Si la personne veut que l’histoire s’arrête, tu viens de lui donner ce qu’elle veut. Si elle veut entendre le reste de l’histoire, elle te demandera à tous les coups de continuer.

Cette technique fonctionne à chaque fois et fait de toi quelqu’un avec qui il est agréable de parler.

Tes histoires devraient être courtes et modulaires. Pas de conte épique avec des millions de tangentes et d’histoires parallèles, uniquement des histoires courtes et concentrées.

Raconte une histoire, donne l’opportunité à l’autre personne de raconter sa propre histoire, change de sujet, ou pose une question, et si cela ne prend pas, passe encore à autre chose.

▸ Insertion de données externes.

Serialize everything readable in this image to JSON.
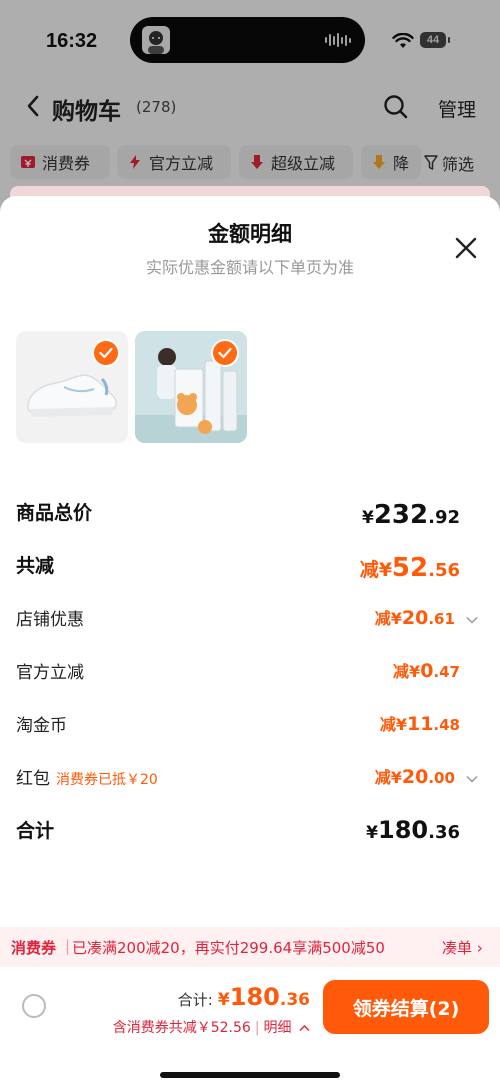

En règle générale, Tu veux être aussi flexible que possible, mais laisse l’autre personne être inflexible. Donc si elle veut parler 100% du temps ou 0% du temps, tu la laisses faire et rends cela aussi agréable que possible.

Q : Disons qu’on entre dans une soirée, ou dans un bar. Comment en arriver au moment où vous pouvez commencer à raconter une de vos histoires à des étrangers ? Je me sens toujours un peu mal à l’aise quand j’entre dans un endroit et que je ne sais pas comment aborder un étranger ou un groupe de personnes et simplement commencer à parler.

R : Une bonne combinaison est : une question couplée à une histoire. Par exemple, disons que vous êtes à la soirée de votre ami Bob. Vous pourriez demander aux gens comment ils ont connu Bob, ce qui est une bonne façon de briser la glace pour tout le monde, puis d’enchaîner avec une super histoire à propos de la façon dont vous vous êtes rencontrés.

S’ils se lancent dans leur propre super histoire suite à votre question, vous n’êtes pas obligé de raconter la vôtre, mais s’ils ont une réponse très laconique comme « Oh, on s’est rencontré au travail », vous avez une bonne histoire en réserve.

Presque tout le monde se sent mal à l’aise dans ces situations, mais la plupart espèrent également avoir de supers conversations et rencontrer des gens. En s’entraînant aux compétences sociales et en se préparant à des situations comme celle-ci, vous pouvez en fait devenir une des personnes les moins nerveuses.

Q : Comment passer d’une histoire qu’on raconte à une vraie connexion et à la naissance d’une amitié ?

R : Dans une amitié vous avez besoin d’expériences partagées et de compréhension mutuelle. Les histoires sont un tiers de cette équation ; elles aident votre nouvel ami à vous comprendre. Pour les comprendre, vous devez savoir écouter. Même si l’histoire qu’on vous raconte est vraiment mauvaise, pensez à une opportunité d’apprendre à connaître la personne qui la raconte, avec ses défauts et tout le reste.

Racontez des histoires qui encapsulent une grande part de votre expérience en tant qu’humain, et encouragez l’autre personne à en faire de même. C’est comme cela que vous remplirez le canevas vide dans votre esprit avec des données vous permettant de les comprendre.

Les histoires seules ne peuvent pas créer une amitié, mais c’est un outil important que nous utilisons pour apprendre à nous connaître, et c’est un aspect majeur de l’amitié.

Une fois que apprenez à vous connaître l’un l’autre, passez du temps ensemble et créez vos propres histoires ensemble. Ces expériences partagées lient les gens et sont la base d’histoires que vous pouvez raconter aux autres par la suite.